La deuxième alternative est le seul point sur lequel il peut y avoir convergence entre les différents acteurs de la politique mondiale, et c'est aussi le seul qui, fût-ce à terme, peut permettre aux autocraties d'évoluer vers un système plus démocratique, comme le fut le cas avec les régimes de l'Espagne, de la Grèce et du Portugal. Le renforcement du rôle des institutions multilatérales - l'héritage le plus clairvoyant que nous a légué l'Amérique rooseveltienne - est un facteur distinctif, comme l'explique Joseph Stiglitz ( "La seule voie à suivre passe par un véritable multilatéralisme, dans lequel l'exceptionnalisme américain est véritablement subordonné aux intérêts et valeurs communs, aux institutions internationales et à une forme d'État de droit dont les États-Unis ne sont pas exempts.") et, plus récemment, par Fareed Zakaria dans le Washington Post ("Une bien meilleure façon de cadrer la division dans le monde est entre les pays qui croient en un ordre international fondé sur des règles et ceux qui n'y croient pas"). À ce jour, cependant, les États-Unis font exactement le contraire : ils appellent à l'intervention de la CPI pour les crimes russes en Ukraine, mais n'ont jamais ratifié le traité ; il proteste contre les violations chinoises de la mer de Chine méridionale, mais n'a jamais signé la Convention des Nations Unies sur le droit de la mer.

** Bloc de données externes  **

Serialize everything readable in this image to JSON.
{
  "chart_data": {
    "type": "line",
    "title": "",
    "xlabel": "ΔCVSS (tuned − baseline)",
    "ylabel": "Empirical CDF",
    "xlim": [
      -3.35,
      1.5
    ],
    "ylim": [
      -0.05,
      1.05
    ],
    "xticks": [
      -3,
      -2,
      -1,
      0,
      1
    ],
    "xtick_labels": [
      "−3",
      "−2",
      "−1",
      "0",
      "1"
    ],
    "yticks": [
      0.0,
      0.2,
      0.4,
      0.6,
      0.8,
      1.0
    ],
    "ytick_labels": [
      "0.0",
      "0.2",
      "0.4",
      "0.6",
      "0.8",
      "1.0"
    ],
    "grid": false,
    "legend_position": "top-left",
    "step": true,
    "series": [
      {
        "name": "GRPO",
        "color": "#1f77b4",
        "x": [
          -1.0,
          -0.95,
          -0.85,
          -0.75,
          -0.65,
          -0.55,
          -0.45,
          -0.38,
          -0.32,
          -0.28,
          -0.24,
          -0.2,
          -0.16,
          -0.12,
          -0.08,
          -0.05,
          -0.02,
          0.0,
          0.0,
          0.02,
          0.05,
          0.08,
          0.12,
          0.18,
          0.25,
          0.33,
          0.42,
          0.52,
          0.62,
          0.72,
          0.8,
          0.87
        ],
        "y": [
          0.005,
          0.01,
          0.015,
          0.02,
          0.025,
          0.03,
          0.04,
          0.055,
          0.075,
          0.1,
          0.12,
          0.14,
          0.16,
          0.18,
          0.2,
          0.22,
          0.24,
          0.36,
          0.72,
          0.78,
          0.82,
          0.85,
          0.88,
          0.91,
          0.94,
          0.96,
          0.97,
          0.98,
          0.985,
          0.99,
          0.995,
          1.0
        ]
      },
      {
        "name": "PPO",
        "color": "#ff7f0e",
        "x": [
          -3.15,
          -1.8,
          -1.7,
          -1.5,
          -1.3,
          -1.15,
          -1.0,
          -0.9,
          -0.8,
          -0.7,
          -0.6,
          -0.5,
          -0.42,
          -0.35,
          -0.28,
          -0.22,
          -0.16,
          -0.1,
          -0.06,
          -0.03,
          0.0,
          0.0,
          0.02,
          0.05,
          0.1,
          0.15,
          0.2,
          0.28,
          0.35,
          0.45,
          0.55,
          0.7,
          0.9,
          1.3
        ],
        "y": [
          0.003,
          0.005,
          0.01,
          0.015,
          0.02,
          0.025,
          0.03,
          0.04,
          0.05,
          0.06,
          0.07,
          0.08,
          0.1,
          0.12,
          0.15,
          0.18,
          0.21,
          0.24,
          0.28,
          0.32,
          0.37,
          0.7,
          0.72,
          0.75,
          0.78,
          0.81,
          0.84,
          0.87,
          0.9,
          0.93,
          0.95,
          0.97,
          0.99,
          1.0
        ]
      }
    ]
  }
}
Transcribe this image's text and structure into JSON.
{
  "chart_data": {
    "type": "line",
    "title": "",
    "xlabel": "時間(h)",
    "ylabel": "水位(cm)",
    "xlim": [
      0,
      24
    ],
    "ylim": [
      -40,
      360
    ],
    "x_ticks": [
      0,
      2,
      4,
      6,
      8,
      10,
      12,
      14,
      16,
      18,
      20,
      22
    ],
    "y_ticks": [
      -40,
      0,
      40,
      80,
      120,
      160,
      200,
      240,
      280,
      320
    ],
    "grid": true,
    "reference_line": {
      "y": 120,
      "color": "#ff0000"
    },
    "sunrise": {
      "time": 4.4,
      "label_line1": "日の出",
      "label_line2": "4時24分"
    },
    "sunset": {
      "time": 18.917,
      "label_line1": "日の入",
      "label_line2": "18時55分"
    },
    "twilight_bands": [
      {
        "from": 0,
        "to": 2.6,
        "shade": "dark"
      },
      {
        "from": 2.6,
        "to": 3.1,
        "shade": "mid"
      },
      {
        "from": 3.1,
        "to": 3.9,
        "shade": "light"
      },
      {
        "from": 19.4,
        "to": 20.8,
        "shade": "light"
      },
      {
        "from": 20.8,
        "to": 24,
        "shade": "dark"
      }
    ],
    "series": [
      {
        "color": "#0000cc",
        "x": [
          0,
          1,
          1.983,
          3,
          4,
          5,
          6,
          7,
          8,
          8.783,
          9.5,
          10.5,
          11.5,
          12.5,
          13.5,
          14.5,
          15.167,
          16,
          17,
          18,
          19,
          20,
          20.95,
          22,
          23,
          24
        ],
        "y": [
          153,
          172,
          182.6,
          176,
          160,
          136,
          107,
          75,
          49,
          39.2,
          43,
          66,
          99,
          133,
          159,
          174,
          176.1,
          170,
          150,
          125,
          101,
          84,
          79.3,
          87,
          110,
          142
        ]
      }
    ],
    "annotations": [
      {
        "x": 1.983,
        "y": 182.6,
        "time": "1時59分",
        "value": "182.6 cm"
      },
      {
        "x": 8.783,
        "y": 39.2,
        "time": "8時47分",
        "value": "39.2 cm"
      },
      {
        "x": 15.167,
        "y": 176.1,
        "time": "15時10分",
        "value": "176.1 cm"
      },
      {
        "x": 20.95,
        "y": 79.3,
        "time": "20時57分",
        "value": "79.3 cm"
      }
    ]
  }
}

L'élection de Trump à la présidence a mis en évidence que la politique atlantique n'est plus une politique bipartite mais un objet de discorde politique. Il est donc peu probable que les États-Unis jouent un rôle de premier plan dans une politique mondiale visant à renforcer les institutions multilatérales. Il est également peu probable que l'un des pays autoritaires soit en mesure d'assumer ce rôle de leadership. Le seul acteur qui peut jouer un rôle actif à cet égard est l'UE, non seulement parce que le multilatéralisme est la politique sur laquelle tous les pays européens s'accordent, mais parce qu'il est l'espace le plus ouvert au commerce mondial et a donc un intérêt objectif à renforcer le multilatéralisme établissements. L'UE doit certainement devenir un interlocuteur crédible à l'échelle mondiale, et doit donc s'orienter vers une politique étrangère et de sécurité autonome.


Dominique Moro est un fédéraliste européen et actuellement coordinateur des affaires de défense et de sécurité au Centre d'études sur le fédéralisme (Centre d'études sur le fédéralisme) à Turin. J'ai connu et apprécié Domenico à l'UEF comme un fédéraliste très compétent et combatif. Je suis très heureux de l'accueillir en tant que blogueur invité.